Tax Exclusion when Selling your Primary Residence

In 1997, Congress revised the tax code when selling a primary residence. They said that if a taxpayer lives in a home 2 out of the last 5 years, that a single taxpayer can receive $250,000 profit tax free from the sale of that home; or a married couple filing jointly could receive up to $500,000 tax free. That was a wonderful change implemented back in 1997. Yet, skyrocketing home values have exposed more homeowners to a higher tax burden since the exemptions have not changed in the past 27 years.

For example, I recently spoke with a homeowner in Northern California who called and was hoping that she could do a 1031 Exchange with Security 1st Exchange. Once I found out that she and her husband were currently living in the property, I explained how Section 1031 is only for investment properties, not properties held for personal use. The homeowner then shared with me how she and her husband had purchased the home in 1985 for $180,000. They want to sell and downsize, but the property is worth about $1.2 million today. If they were to sell today, their CPA has informed them that their capital gains tax would be at least $110,000. At that tax liability, the homeowners are concerned about not having enough money to purchase a new primary residence with a shortage of properties on the market, and prices are continuing to increase.

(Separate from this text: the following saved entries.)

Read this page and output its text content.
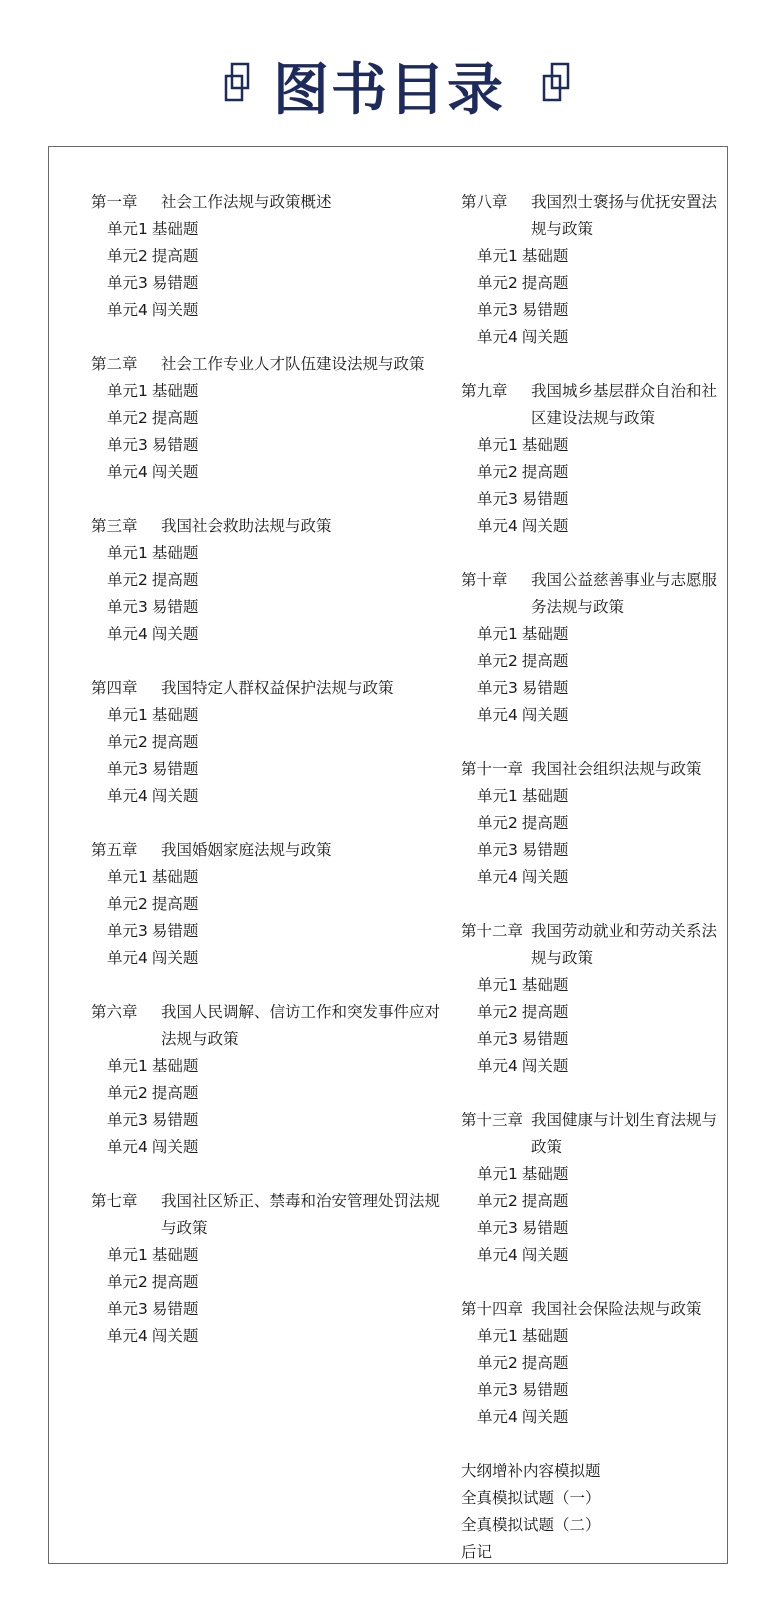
图书目录
第一章	社会工作法规与政策概述
单元1 基础题
单元2 提高题
单元3 易错题
单元4 闯关题
第二章	社会工作专业人才队伍建设法规与政策
单元1 基础题
单元2 提高题
单元3 易错题
单元4 闯关题
第三章	我国社会救助法规与政策
单元1 基础题
单元2 提高题
单元3 易错题
单元4 闯关题
第四章	我国特定人群权益保护法规与政策
单元1 基础题
单元2 提高题
单元3 易错题
单元4 闯关题
第五章	我国婚姻家庭法规与政策
单元1 基础题
单元2 提高题
单元3 易错题
单元4 闯关题
第六章	我国人民调解、信访工作和突发事件应对法规与政策
单元1 基础题
单元2 提高题
单元3 易错题
单元4 闯关题
第七章	我国社区矫正、禁毒和治安管理处罚法规与政策
单元1 基础题
单元2 提高题
单元3 易错题
单元4 闯关题
第八章	我国烈士褒扬与优抚安置法规与政策
单元1 基础题
单元2 提高题
单元3 易错题
单元4 闯关题
第九章	我国城乡基层群众自治和社区建设法规与政策
单元1 基础题
单元2 提高题
单元3 易错题
单元4 闯关题
第十章	我国公益慈善事业与志愿服务法规与政策
单元1 基础题
单元2 提高题
单元3 易错题
单元4 闯关题
第十一章 我国社会组织法规与政策
单元1 基础题
单元2 提高题
单元3 易错题
单元4 闯关题
第十二章 我国劳动就业和劳动关系法规与政策
单元1 基础题
单元2 提高题
单元3 易错题
单元4 闯关题
第十三章 我国健康与计划生育法规与政策
单元1 基础题
单元2 提高题
单元3 易错题
单元4 闯关题
第十四章 我国社会保险法规与政策
单元1 基础题
单元2 提高题
单元3 易错题
单元4 闯关题
大纲增补内容模拟题
全真模拟试题（一）
全真模拟试题（二）
后记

Currently, there is a bill pending in Congress called the “More Homes on the Market Act”. This bill, co-authored by Rep. Jimmy Panetta (D-CA) and Rep. Mike Kelly (R-PA), would increase the capital gains exclusion from $250,000 to $500,000 for single files, and from $500,000 to $1 million for married couples filing a joint return. After these increases, the bill would also index the exclusion so that it keeps pace with inflation.

In 2022, NAR estimated, “In California, as many as 95 percent of single homeowners and 68 percent of married ones who purchased their homes before 2000 could face capital gains tax if they sold their home this year. Nationwide, the numbers are 52 percent and 25 percent respectively. Each year, inflation will continue to take its untiring toll, adding thousands more homeowners to these columns of vulnerability.”

If you feel the exemption for the sale of your primary residence should be increased, you should reach out to your representative in the House.